I call it Pasta with Fresh tomato and Garlic b/c those are the main ingredients. Brilliant I know. This dish is so simple anyone can make it! This is a super easy recipe and one of my favorites.
This dish is so simple anyone can make it! This is a super easy recipe and one of my favorites.
About the Tomato, Garlic and Olive Oil Sauce
The sauce is a very light sauce that uses 3 main ingredients in Italian cooking – olive oil, garlic and fresh tomatoes.
Using small tomatoes like cherry or grape works great as well. If you choose to use larger tomatoes, I’d recommend varieties that are meatier in nature, such as Roma tomatoes.

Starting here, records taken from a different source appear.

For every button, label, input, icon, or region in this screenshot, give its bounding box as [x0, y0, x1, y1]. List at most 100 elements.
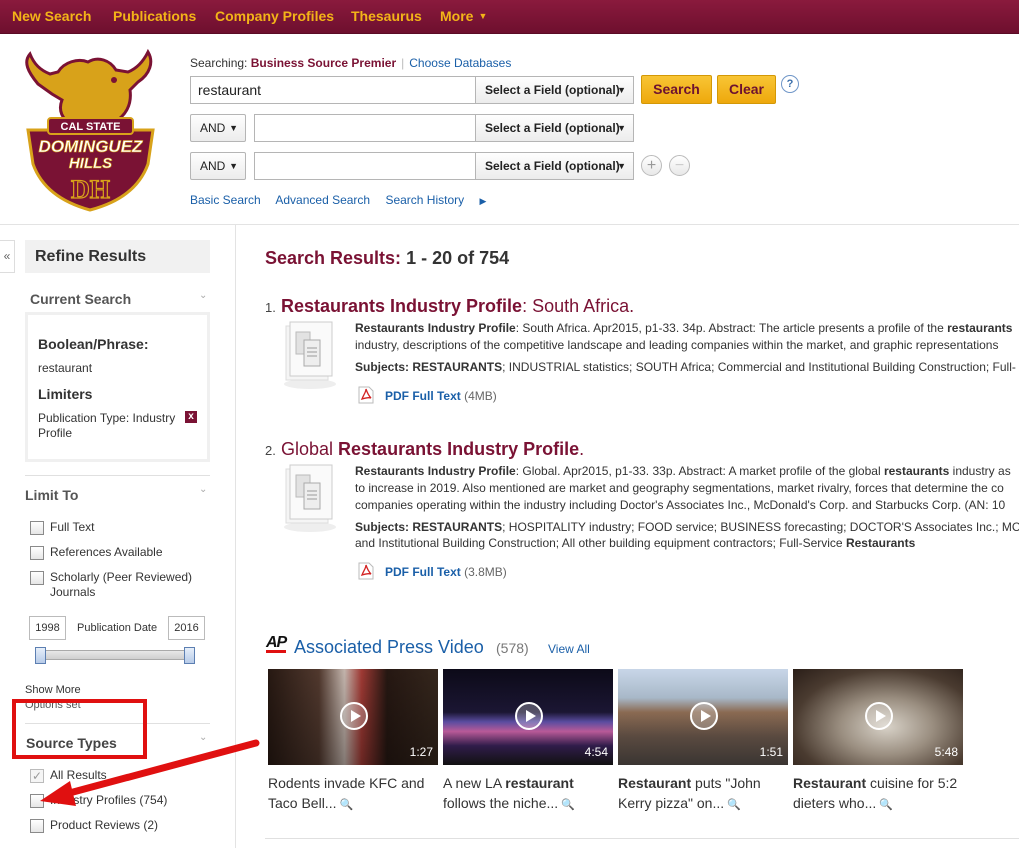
preview-icon[interactable]: 🔍: [727, 795, 741, 815]
product-reviews-checkbox[interactable]: [30, 819, 44, 833]
nav-more-label: More: [440, 8, 474, 24]
pdf-full-text-link[interactable]: PDF Full Text (3.8MB): [385, 565, 507, 579]
video-duration: 1:51: [759, 745, 783, 759]
video-duration: 4:54: [584, 745, 608, 759]
field-select-2-label: Select a Field (optional): [485, 121, 620, 135]
video-thumbnail[interactable]: 1:51: [618, 669, 788, 765]
search-history-label: Search History: [385, 193, 465, 207]
result-subjects-line-2: and Institutional Building Construction;…: [355, 536, 916, 550]
current-search-title[interactable]: Current Search: [30, 291, 131, 307]
video-thumbnail[interactable]: 5:48: [793, 669, 963, 765]
boolean-select-3-label: AND: [200, 159, 226, 173]
industry-profiles-checkbox[interactable]: [30, 794, 44, 808]
search-input-3[interactable]: [254, 152, 476, 180]
top-nav: New Search Publications Company Profiles…: [0, 0, 1019, 34]
remove-limiter-button[interactable]: x: [185, 411, 197, 423]
all-results-checkbox[interactable]: ✓: [30, 769, 44, 783]
show-more-link[interactable]: Show More: [25, 683, 81, 698]
advanced-search-link[interactable]: Advanced Search: [275, 193, 370, 207]
add-row-button[interactable]: +: [641, 155, 662, 176]
video-caption[interactable]: Rodents invade KFC and Taco Bell... 🔍: [268, 773, 438, 815]
view-all-link[interactable]: View All: [548, 642, 590, 656]
boolean-phrase-value[interactable]: restaurant: [38, 361, 92, 375]
nav-new-search[interactable]: New Search: [12, 8, 91, 24]
search-input-1[interactable]: restaurant: [190, 76, 476, 104]
choose-databases-link[interactable]: Choose Databases: [409, 56, 511, 70]
date-slider-track[interactable]: [35, 650, 193, 660]
limiter-line-2: Profile: [38, 426, 73, 440]
boolean-select-2[interactable]: AND ▼: [190, 114, 246, 142]
search-input-2[interactable]: [254, 114, 476, 142]
remove-row-button[interactable]: −: [669, 155, 690, 176]
video-caption[interactable]: Restaurant cuisine for 5:2 dieters who..…: [793, 773, 963, 815]
results-count: 1 - 20 of 754: [406, 248, 510, 268]
search-sublinks: Basic Search Advanced Search Search Hist…: [190, 193, 510, 207]
limiters-label: Limiters: [38, 386, 93, 402]
database-name: Business Source Premier: [250, 56, 397, 70]
chevron-down-icon[interactable]: ⌄: [199, 732, 207, 743]
video-caption[interactable]: Restaurant puts "John Kerry pizza" on...…: [618, 773, 788, 815]
scholarly-checkbox[interactable]: [30, 571, 44, 585]
field-select-2[interactable]: Select a Field (optional) ▼: [475, 114, 634, 142]
pdf-icon[interactable]: [358, 386, 374, 404]
result-subjects: Subjects: RESTAURANTS; INDUSTRIAL statis…: [355, 360, 1016, 374]
video-caption[interactable]: A new LA restaurant follows the niche...…: [443, 773, 613, 815]
search-button[interactable]: Search: [641, 75, 712, 104]
university-logo[interactable]: CAL STATE DOMINGUEZ HILLS DH: [18, 42, 163, 212]
video-thumbnail[interactable]: 4:54: [443, 669, 613, 765]
play-icon[interactable]: [515, 702, 543, 730]
result-title-link[interactable]: Global Restaurants Industry Profile.: [281, 439, 584, 460]
searching-line: Searching: Business Source Premier | Choos…: [190, 56, 512, 70]
play-icon[interactable]: [690, 702, 718, 730]
nav-company-profiles[interactable]: Company Profiles: [215, 8, 334, 24]
play-icon[interactable]: [865, 702, 893, 730]
limit-to-title[interactable]: Limit To: [25, 487, 78, 503]
nav-publications[interactable]: Publications: [113, 8, 196, 24]
date-slider-handle-left[interactable]: [35, 647, 46, 664]
references-checkbox[interactable]: [30, 546, 44, 560]
basic-search-link[interactable]: Basic Search: [190, 193, 261, 207]
field-select-3[interactable]: Select a Field (optional) ▼: [475, 152, 634, 180]
boolean-select-2-label: AND: [200, 121, 226, 135]
scholarly-label-2: Journals: [50, 585, 96, 599]
help-icon[interactable]: ?: [781, 75, 799, 93]
preview-icon[interactable]: 🔍: [879, 795, 893, 815]
pdf-icon[interactable]: [358, 562, 374, 580]
full-text-label: Full Text: [50, 520, 95, 534]
search-history-link[interactable]: Search History ▶: [385, 193, 498, 207]
video-thumbnail[interactable]: 1:27: [268, 669, 438, 765]
collapse-panel-button[interactable]: «: [0, 240, 15, 273]
result-abstract-line-1: Restaurants Industry Profile: South Afri…: [355, 321, 1013, 335]
result-abstract-line-2: industry, descriptions of the competitiv…: [355, 338, 999, 352]
nav-more[interactable]: More ▼: [440, 8, 487, 24]
annotation-highlight-box: [12, 699, 147, 759]
result-title-link[interactable]: Restaurants Industry Profile: South Afri…: [281, 296, 634, 317]
chevron-down-icon[interactable]: ⌄: [199, 290, 207, 301]
clear-button[interactable]: Clear: [717, 75, 776, 104]
caret-down-icon: ▼: [617, 161, 626, 171]
industry-profiles-label: Industry Profiles (754): [50, 793, 168, 807]
searching-label: Searching:: [190, 56, 248, 70]
year-to-input[interactable]: 2016: [168, 616, 205, 640]
field-select-1[interactable]: Select a Field (optional) ▼: [475, 76, 634, 104]
chevron-down-icon[interactable]: ⌄: [199, 484, 207, 495]
pdf-full-text-link[interactable]: PDF Full Text (4MB): [385, 389, 497, 403]
date-slider-handle-right[interactable]: [184, 647, 195, 664]
publication-date-label: Publication Date: [77, 622, 158, 634]
video-duration: 1:27: [409, 745, 433, 759]
document-thumbnail-icon[interactable]: [280, 463, 340, 533]
document-thumbnail-icon[interactable]: [280, 320, 340, 390]
boolean-select-3[interactable]: AND ▼: [190, 152, 246, 180]
caret-down-icon: ▼: [617, 85, 626, 95]
nav-thesaurus[interactable]: Thesaurus: [351, 8, 422, 24]
preview-icon[interactable]: 🔍: [561, 795, 575, 815]
preview-icon[interactable]: 🔍: [339, 795, 353, 815]
result-number: 2.: [265, 443, 276, 458]
year-from-input[interactable]: 1998: [29, 616, 66, 640]
play-icon[interactable]: [340, 702, 368, 730]
video-section-title[interactable]: Associated Press Video: [294, 637, 484, 658]
caret-down-icon: ▼: [478, 11, 488, 21]
full-text-checkbox[interactable]: [30, 521, 44, 535]
result-abstract-line-1: Restaurants Industry Profile: Global. Ap…: [355, 464, 1011, 478]
result-subjects: Subjects: RESTAURANTS; HOSPITALITY indus…: [355, 520, 1019, 534]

This is one of those recipes that you can modify here and there with the quantities. Don’t be shy – trust me!
If you have for example a bunch of summer tomatoes that you need to use up, use more than the recipe calls for and mash them down. Turn it into a more tomatoey-saucy dish. If you don’t have enough tomatoes, no worries, use what you have.
This is a recipe that reminds me of summertime no matter when I make it. However, in the summer I add in fresh basil and that just puts it over the top – in a good way!
Short or Long Pasta?
I used to only use short pasta b/c I think it goes further. Of course don’t use elbow macaroni! I’ve used bow ties, rigatoni, penne, mini-penne, etc.
However, I frequently use angel hair or capellini pasta. The reason is because these long style pastas are thinner than regular spaghetti and therefore they are better suited for such a delicate sauce.
I hope you enjoy the recipe!
Pasta with Tomato and Garlic Recipe
A simple Italian pasta recipe that tastes great and uses basic fresh ingredients. One of my favorites and super fast to make!
- 1/2 lb short pasta penne, rigatoni, etc. or thin long pasta
- 12 oz grape, cherry, or roma tomatoes chopped
- 3 TBLE extra virgin olive oil
- 2 cloves fresh garlic sliced thin
- reserved pasta water
Heat the olive oil over medium-low heat in a large frying pan
When heated add the garlic and simmer over low heat for 3 minutes making sure not to burn the garlic
Add in the tomatoes and stir to coat the tomatoes with the olive oil
Meanwhile, cook the pasta
When pasta is done transfer to the tomato mixture (plus a little of the pasta water) in the frying pan and give a good stir
Serve and top with grated Italian Romano or Parmesan Cheese
TIP #1: I chose to slice the garlic real thin for this recipe. This way I get the flavor and aroma of the garlic but it is not as strong as if I had used minced garlic. In addition, this way allows people to choose whether or not they actually want to eat the garlic.
TIP #2: In the summertime when fresh basil is readily available, toss in a nice big handful of fresh basil about 3 minutes before you add in the pasta. Make sure to put some fresh basil leaves on the side to make a nice presentation.
Tip #3: This goes great with a simple salad. By simple I mean simple. I love fresh greens tossed with good extra virgin olive oil sprinkled with fresh Italian cheese.
TIP #4: Try to avoid thick pasta shapes because the sauce is a delicate one – not heavy.